The Nazi Holocaust is the worst crime in human history, in its scale and its horror. Yet the academic study of the Holocaust by criminologists is largely neglected. Sumner has sought to draw attention to this neglect (Sumner, 1990a:20-3). He makes the case, as Lopez-Rey (1970) does, that criminology has for too long neglected crimes of the state, war crimes, and genocide and focused upon ‘juvenile delinquent behaviour’. At a more general level Rock makes the point that ‘the erratic history of criminology has been marked by the organized neglect of many, if not most, of the phenomena that constitute crime’ (Rock, 1973:392). The point is that criminology needs to focus on the big crimes as well as the small. It must examine the political economy of crime; it must examine the cultural context of the censure of crime. It must seek to examine the ideology of censure. It must perceive crime in relation to history. Finally, a theory needs to be developed to note how art and culture contribute to crime. A need exists to examine further aspects of violent censure when such censure is legitimized by the state. This chapter seeks to examine how the banal censure of anti-Semitism was nourished by the Nazi state. It is noted how such a censure once nourished led directly to genocide.
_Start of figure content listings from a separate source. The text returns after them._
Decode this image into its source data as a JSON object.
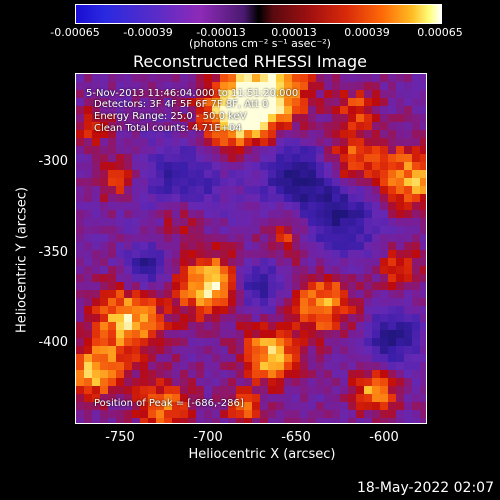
{
  "colorbar": {
    "ticks": [
      "-0.00065",
      "-0.00039",
      "-0.00013",
      "0.00013",
      "0.00039",
      "0.00065"
    ],
    "units": "(photons cm⁻² s⁻¹ asec⁻²)"
  },
  "title": "Reconstructed RHESSI Image",
  "info": {
    "time": "5-Nov-2013 11:46:04.000 to 11:51:20.000",
    "detectors": "Detectors: 3F 4F 5F 6F 7F 8F, Att 0",
    "energy": "Energy Range: 25.0 - 50.0 keV",
    "clean": "Clean    Total counts: 4.71E+04",
    "peak": "Position of Peak = [-686,-286]"
  },
  "axes": {
    "xlabel": "Heliocentric X (arcsec)",
    "ylabel": "Heliocentric Y (arcsec)",
    "xticks": [
      "-750",
      "-700",
      "-650",
      "-600"
    ],
    "yticks": [
      "-300",
      "-350",
      "-400"
    ]
  },
  "footer": "18-May-2022 02:07"
}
The chapter will examine how the political and economic climate of the 1920s and 1930s positioned Germany to an anti-modernist and anti-Semitic ideology. It will show how that ideology was reflected in the art of the Nazi period. It is my aim to demonstrate the ideological role of National Socialist art in the plan to marginalize, and ultimately to annihilate, European Jewry. The historical analysis offered will be aimed at filling a gap which exists in the criminological treatment of genocide. In general, the social sciences have neglected aesthetics, and this focus on art in the study of the Holocaust may

make a contribution to sociological studies. Because there is such a wealth of art historical academic writing to be evaluated, and because the art of the Nazi period has still not been penetrated, the perspective may be particularly fertile for the development of criminological theory.